Pleased with her decision (it was so much better than watching TV alone), she headed down to Main Street.
Oyster Shores was set up like so many western Washington waterfront communities, in a T-bone pattern. The end of town was a four-block stretch of road that ran along the Canal’s gray shoreline. That was where the touristy shops were located—the kayak rental place, the ice-cream shop, the fish bar, and several souvenir-type stores. In the four-block by seven-block radius between the Canal and the highway lay the bulk of Winona’s childhood. She’d spent much of her youth in the library, reading Nancy Drew and Laura Ingalls Wilder; at Grey Park, she’d learned to play soccer and softball; on warm summer days, she and her sisters had often walked to King’s Market for Pop Rocks and Tabs.
Even though she’d seen it all a million times, she couldn’t help pausing at Shore Drive, drinking in the spectacular view. In other parts of the world, places more settled and less wild, a canal was a thin, lethargic strip of slow-moving water, a thing to be navigated at leisure in flat-bottomed boats. Not here; this was a wide and wild blue inlet of Puget Sound that ran inland for fifty miles, the only true fjord in the lower forty-eight states.
She turned left and walked out of town. As she passed the Waves Restaurant, the streetlamps came on, sent pretty golden patches panning out on the gray sidewalks and black pavement. In this cold season, when boats were scarce and tourists even scarcer, the street was still, maybe even a little forlorn. A mermaid wind sock hung limply from the flagpole in front of the Canal House Bed and Breakfast. In June the summer people would swarm these streets, taking over parking spots and cutting in line at the beach park boat launch, but for now it was quiet. The town belonged to the thirteen hundred people who called it home.
The ranch’s entrance was indicated by a rough-hewn wooden sign, carved by Winona’s great-grandfather in 1881. Passing it, she turned onto the long, rolling gravel driveway. On either side of her were green pastures lined in ragged four-rail fencing. Gullies of brown water bracketed the road. Dying black maple leaves lay stuck to the gravel, and potholes were everywhere, oozing gray rainwater. The place needed repairs.
Why wouldn’t her father see that she could help him? She was going over the humiliating meeting with him—again—when she noticed Luke’s truck.
She stopped and looked around.
There they were, on the porch, Luke and her father, talking together like old friends. She followed the wet, muddy driveway past the barn and down toward them.
As she approached, Luke laughed at something Dad had said.
Winona saw her dad smile and it actually brought her to a stop. It was like seeing the ocean turn suddenly red, or the moon go green. “Hey, guys,” she said, stepping up onto the porch’s bottom step. The old wood buckled beneath her weight, reminding her simultaneously that she was fat and the steps needed repair.
Luke reached out and put an arm around her, pulling her into a side embrace, out of which she stumbled a moment later feeling dazed. “If it weren’t for Winona here,” he said to Dad, “I never would have become a vet. She did most of my English homework in high school.”
“Yeah, she’s a brainy one, all right. Her latest big idea was for me to sell the land my family homesteaded.”
Winona couldn’t believe he’d bring that up in front of Luke. “I was just trying to protect your future.”
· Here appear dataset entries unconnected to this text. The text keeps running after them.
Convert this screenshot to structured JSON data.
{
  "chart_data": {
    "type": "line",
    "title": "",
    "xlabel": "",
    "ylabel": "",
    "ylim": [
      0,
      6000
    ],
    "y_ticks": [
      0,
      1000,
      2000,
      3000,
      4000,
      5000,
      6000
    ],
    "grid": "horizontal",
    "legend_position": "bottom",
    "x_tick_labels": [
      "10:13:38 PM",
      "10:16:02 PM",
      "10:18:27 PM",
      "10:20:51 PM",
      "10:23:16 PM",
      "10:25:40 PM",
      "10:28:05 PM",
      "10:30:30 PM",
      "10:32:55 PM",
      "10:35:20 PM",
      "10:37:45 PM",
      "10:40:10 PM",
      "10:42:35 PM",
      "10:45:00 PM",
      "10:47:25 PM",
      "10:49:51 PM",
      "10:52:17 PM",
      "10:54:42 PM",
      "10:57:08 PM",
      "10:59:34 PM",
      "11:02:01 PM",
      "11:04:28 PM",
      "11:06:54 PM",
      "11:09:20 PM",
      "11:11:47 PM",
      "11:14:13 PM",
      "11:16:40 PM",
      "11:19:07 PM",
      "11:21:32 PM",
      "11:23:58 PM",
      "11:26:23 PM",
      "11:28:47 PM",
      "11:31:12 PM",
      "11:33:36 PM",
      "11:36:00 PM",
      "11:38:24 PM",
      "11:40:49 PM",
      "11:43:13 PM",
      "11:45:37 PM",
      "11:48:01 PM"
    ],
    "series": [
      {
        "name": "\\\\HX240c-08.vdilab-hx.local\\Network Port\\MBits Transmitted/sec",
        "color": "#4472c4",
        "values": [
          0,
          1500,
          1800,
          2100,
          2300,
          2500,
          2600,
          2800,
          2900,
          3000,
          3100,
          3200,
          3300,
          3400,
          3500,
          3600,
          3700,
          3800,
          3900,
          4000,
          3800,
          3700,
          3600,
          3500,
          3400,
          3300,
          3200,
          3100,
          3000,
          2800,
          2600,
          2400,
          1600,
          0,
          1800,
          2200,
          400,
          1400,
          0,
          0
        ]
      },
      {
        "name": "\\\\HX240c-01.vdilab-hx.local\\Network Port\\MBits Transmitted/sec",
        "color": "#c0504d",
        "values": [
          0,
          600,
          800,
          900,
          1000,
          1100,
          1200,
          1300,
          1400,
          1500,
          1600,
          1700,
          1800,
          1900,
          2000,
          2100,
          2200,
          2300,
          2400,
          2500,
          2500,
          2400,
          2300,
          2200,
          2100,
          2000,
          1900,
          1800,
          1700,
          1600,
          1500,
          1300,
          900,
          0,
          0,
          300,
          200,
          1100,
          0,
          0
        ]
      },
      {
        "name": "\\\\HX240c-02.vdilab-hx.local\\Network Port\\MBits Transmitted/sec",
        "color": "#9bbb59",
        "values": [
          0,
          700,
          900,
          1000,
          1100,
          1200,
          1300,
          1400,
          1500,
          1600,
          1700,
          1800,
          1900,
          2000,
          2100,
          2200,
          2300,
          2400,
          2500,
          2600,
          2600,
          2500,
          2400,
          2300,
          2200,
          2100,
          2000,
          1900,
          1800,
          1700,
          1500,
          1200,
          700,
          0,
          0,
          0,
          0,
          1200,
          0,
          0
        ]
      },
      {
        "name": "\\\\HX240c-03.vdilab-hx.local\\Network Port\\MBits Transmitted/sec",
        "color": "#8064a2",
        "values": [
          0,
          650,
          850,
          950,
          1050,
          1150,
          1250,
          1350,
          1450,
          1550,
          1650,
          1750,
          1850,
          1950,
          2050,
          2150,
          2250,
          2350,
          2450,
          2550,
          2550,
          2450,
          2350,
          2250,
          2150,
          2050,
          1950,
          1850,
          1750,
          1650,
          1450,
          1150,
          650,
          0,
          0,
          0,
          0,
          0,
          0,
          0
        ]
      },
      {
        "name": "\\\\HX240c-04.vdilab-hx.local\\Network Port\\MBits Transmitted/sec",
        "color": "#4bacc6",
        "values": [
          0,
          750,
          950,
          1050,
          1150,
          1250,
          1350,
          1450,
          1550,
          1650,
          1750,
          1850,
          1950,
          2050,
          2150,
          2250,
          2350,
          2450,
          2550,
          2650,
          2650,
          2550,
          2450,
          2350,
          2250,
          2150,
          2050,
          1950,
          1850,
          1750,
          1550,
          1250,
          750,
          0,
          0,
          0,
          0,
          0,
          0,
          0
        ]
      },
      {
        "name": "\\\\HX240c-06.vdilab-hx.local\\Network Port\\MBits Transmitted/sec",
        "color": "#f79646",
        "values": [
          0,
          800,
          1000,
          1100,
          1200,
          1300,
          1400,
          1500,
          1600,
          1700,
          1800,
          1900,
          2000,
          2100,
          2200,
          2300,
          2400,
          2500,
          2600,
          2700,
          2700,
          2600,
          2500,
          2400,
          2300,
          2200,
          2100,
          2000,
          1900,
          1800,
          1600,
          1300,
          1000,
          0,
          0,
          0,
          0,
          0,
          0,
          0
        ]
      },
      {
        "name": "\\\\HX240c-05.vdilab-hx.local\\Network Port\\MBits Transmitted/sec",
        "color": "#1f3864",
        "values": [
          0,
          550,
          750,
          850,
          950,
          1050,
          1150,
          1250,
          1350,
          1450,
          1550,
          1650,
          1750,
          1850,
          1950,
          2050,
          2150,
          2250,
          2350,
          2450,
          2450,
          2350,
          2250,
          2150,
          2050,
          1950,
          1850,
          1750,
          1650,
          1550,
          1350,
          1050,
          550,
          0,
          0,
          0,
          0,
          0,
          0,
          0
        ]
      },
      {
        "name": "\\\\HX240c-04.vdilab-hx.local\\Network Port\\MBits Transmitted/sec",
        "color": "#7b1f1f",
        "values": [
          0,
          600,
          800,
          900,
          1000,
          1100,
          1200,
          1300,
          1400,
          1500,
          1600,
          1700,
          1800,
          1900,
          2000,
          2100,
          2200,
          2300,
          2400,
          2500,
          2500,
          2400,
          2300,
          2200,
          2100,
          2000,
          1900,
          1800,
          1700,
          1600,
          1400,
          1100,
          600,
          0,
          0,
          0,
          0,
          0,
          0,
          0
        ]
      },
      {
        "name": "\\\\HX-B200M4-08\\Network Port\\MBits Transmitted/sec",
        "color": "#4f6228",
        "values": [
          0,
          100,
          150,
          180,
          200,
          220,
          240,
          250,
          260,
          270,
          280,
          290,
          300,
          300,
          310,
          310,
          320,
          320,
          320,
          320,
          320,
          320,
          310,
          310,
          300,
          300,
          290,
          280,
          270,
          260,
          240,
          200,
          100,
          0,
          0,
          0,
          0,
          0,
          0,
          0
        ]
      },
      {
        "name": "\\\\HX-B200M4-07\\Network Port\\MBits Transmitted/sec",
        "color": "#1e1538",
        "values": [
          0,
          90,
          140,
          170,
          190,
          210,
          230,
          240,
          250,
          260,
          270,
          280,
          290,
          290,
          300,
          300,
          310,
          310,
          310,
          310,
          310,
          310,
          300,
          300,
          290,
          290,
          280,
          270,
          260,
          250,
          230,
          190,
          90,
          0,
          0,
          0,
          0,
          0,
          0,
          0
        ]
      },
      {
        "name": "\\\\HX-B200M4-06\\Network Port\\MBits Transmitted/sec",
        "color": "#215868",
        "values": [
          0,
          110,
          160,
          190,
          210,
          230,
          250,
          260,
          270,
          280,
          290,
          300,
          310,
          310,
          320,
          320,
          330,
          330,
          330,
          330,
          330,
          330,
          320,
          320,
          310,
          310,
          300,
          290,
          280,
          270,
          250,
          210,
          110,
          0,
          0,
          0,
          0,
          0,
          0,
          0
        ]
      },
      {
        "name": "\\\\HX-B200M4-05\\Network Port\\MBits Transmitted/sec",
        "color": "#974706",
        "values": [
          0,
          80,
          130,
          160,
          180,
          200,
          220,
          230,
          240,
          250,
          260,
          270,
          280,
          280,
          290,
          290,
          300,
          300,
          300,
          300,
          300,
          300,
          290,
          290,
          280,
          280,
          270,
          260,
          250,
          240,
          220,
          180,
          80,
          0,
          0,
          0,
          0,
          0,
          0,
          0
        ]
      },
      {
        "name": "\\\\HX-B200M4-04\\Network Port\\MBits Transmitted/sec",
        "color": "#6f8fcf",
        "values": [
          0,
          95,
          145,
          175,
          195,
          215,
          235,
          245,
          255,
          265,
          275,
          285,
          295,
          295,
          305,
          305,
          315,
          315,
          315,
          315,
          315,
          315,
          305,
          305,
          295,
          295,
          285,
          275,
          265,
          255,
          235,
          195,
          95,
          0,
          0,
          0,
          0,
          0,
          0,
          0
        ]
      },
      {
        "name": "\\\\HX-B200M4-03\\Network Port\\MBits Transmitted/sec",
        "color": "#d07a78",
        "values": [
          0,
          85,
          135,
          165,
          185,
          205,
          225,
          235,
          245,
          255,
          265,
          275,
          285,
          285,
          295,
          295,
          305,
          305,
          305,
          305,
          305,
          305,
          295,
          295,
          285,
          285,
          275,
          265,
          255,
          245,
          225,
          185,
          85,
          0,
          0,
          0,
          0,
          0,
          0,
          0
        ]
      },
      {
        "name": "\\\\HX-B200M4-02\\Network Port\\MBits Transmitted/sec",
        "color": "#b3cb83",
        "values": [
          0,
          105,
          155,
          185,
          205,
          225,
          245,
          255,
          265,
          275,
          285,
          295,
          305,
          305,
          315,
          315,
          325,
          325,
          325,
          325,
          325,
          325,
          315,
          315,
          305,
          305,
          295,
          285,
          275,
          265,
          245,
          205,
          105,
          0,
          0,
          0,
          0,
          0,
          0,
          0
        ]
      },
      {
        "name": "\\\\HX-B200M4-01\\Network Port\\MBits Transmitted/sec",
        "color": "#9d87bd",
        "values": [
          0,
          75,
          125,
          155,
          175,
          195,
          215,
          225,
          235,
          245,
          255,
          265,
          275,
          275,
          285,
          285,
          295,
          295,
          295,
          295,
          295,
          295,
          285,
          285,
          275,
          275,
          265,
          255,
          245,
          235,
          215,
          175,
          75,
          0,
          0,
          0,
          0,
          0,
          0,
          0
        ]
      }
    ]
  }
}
Dad ignored her and looked at Luke. “When Abelard left Wales he had fourteen dollars in his pocket.”
“Come on, Dad. No one wants to hear the old stories—”
“And Elijah lost his leg in the war and then came back to a dead wife and a dying son and land too wet to grow anything in, but he still managed to hang on to every acre through the Depression. He left his son every damned acre he’d inherited.”
“Those were different times, Dad. We know that. We don’t care if you leave us the same amount of land you inherited.”
“How did I know you’d say that?”
“I didn’t mean that. I just meant we want you to be comfortable. That’s what matters.”
“You can’t understand loving this land like Vivi and I do. It ain’t in you.”
How easily he culled her from the herd and set her aside.
“The place looks great, Henry,” Luke said into the awkward silence that followed. “Just like I remember. And I want to thank you for maintaining the fence. I’d like to pay you for that, by the way. Somehow Mom and I forgot to keep up on it.”
Dad nodded. “I wouldn’t take a dime from you, son. That’s what neighbors do.”
Son.
It was a tiny slice of pain, the way her father included Luke so easily, like sticking your hand in soapy water and finding a sharp knife blade. You didn’t even realize you’d been cut until you drew back and saw the bead of blood on your skin.
“It’s Vivi Ann who done most of it, anyway; her and whatever hand she’s found to help her around here. This land is her soul.” Dad looked at Winona when he said that.
“I hear she’s a fine barrel racer.”
“Best in the state,” Dad said.
“I’m hardly surprised. I don’t think I ever saw her when she wasn’t on that mare of Donna’s, riding at the speed of sound.”
“Yeah,” Dad said. “She and Clem are quite a team.”